The best water-intrusion question is usually “what evidence shows the path?”
Start With the Source Boundary
NOAA CPC and WMO provide climate context. NOAA National Ocean Service provides coastal flooding context where relevant. FEMA and EPA help frame building utility and moisture issues. IBHS and RICOWI support roof-condition and roof-performance review.
None of those sources underwrites a building. The asset file does.
Core Questions
| Category | Underwriter question |
|---|---|
| Roof | What is the system, age, RUL, and confidence? |
| Drainage | Are drains, scuppers, gutters, and overflow paths documented? |
| Leaks | Are leak logs mapped by date and location? |
| Repairs | Are repairs closed with photos and invoices? |
| Envelope | Are parapets, windows, doors, vents, and walls reviewed? |
| Site | Are loading docks, low points, and storm drains documented? |
| Flood | Is flood context separated from roof and wind-driven rain? |
| Utilities | Are electrical and mechanical systems exposed? |
| Tenants | Which critical operations sit below vulnerable areas? |
| Records | Is evidence current, dated, and decision-ready? |
These questions help determine whether the account is ready for underwriting or needs more information.

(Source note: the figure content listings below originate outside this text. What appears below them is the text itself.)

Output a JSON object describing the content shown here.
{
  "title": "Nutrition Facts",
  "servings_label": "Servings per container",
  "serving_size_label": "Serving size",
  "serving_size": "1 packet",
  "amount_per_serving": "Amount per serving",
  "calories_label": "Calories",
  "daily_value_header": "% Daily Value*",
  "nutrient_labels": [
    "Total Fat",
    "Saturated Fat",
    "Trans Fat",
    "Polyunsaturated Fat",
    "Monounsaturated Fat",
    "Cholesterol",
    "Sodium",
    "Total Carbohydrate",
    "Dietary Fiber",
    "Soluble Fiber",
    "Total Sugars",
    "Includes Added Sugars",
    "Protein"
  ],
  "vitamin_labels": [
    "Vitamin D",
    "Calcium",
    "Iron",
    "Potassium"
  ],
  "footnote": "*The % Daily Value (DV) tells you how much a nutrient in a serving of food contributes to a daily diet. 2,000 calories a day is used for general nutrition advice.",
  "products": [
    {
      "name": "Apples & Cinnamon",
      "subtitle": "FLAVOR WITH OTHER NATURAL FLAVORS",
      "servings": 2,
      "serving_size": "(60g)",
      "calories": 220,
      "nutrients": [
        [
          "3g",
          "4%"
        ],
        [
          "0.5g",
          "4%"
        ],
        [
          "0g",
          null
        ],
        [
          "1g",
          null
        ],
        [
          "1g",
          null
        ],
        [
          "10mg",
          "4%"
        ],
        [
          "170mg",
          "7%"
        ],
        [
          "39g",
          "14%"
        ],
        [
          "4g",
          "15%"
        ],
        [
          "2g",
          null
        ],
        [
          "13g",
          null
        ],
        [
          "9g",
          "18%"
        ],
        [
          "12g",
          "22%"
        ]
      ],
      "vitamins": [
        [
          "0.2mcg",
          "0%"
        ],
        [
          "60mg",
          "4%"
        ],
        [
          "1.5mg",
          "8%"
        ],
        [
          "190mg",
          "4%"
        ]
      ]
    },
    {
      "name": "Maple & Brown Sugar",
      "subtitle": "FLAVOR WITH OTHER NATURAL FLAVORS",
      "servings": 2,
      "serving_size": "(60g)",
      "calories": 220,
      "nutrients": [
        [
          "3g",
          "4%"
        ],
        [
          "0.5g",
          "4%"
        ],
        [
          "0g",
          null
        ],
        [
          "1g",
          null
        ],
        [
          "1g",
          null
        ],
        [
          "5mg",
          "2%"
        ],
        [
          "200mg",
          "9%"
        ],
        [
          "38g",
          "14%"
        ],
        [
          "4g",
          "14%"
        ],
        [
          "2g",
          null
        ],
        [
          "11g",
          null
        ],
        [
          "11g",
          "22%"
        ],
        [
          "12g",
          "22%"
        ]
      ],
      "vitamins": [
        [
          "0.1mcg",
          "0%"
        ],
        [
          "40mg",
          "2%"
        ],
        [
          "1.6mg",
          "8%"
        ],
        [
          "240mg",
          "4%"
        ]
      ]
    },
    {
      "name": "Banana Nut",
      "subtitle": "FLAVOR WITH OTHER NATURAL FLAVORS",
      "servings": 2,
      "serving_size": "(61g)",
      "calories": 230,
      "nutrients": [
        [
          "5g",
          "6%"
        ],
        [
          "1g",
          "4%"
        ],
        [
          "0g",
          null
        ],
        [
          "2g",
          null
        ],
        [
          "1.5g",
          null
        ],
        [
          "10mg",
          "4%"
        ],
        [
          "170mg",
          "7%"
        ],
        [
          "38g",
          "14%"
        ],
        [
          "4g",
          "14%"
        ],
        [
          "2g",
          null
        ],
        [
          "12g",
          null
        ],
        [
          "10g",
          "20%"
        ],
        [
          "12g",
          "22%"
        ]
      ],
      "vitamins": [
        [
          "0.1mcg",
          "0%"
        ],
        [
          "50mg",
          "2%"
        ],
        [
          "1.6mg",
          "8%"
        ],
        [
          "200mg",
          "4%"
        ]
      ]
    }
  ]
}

What to Ask Owners and Brokers
Ask:
- When was the last roof inspection?
- What changed since that inspection?
- Were there any leaks in the last 24 months?
- Were repairs completed and photographed?
- Are roof drains maintained?
- Is rooftop equipment mapped?
- Are there critical spaces below short-RUL roof areas?
- Are utilities below grade or water-exposed?
- Are there prior flood, site-drainage, or wind-driven rain events?
Do not accept “no known issues” as a complete answer where the exposure and records do not support it.
How to Use Physical Intelligence
Physical intelligence can prioritize which submissions need manual review, inspection, or loss-control questions. It can also identify missing fields that materially affect underwriting confidence.
The output should be:
- Acceptable file.
- Information request.
- Inspection needed.
- Loss-control referral.
- Underwriting escalation.
Avoid These Phrases
Avoid:
- “El Nino will cause water losses.”
- “This property is safe because it is outside the flood zone.”
- “The roof is fine because it is not old.”
- “No claims means no condition issue.”
Use evidence-based phrasing instead.
Red Flags Versus Information Gaps
Underwriters should separate red flags from missing information:
| Type | Example | Response |
|---|---|---|
| Red flag | Recurring leak over critical tenant space | Escalate, inspect, or require repair evidence |
| Red flag | Below-grade switchgear with prior water event | Review utility exposure and mitigation |
| Information gap | No current roof photos | Request photos or inspection |
| Information gap | Unknown RUL on otherwise stable asset | Request records before drawing conclusion |
| Information gap | Flood map present but no site-drainage notes | Ask for local and site evidence |
This distinction matters because not every incomplete submission is a bad account. Some files are good risks with poor records. Others are weak risks hidden by sparse records.
Account-Level Decision Outputs
After the questions, the file should lead to a clear output:
- Bindable with ordinary monitoring.
- Bindable with documented conditions.
- Additional information required.
- Loss-control review recommended.
- Pricing, terms, or appetite review needed.
- Decline or non-renewal review, where appropriate under the underwriting authority.
The content should stay inside the carrier or MGA’s actual underwriting authority and applicable requirements.
The Bottom Line
El Nino planning should sharpen underwriting questions about water intrusion. Ask for roof RUL, drainage, leaks, repairs, envelope, site, flood, utilities, tenant consequence, and record quality. Then let the evidence drive the account decision.
Read next: MGA portfolio triage, loss-control inspection prioritization, and flood map limitations.
Sources and Scope
Source lanes include NOAA CPC ENSO Diagnostic Discussion, WMO El Nino/La Nina Update, NOAA National Ocean Service coastal flooding context, FEMA P-348 Protecting Building Utility Systems from Flood Damage, EPA Mold Remediation in Schools and Commercial Buildings, and IBHS Commercial Roof Best Practices. This article is not underwriting advice, insurance, actuarial, legal, claim, engineering, credit, or investment advice.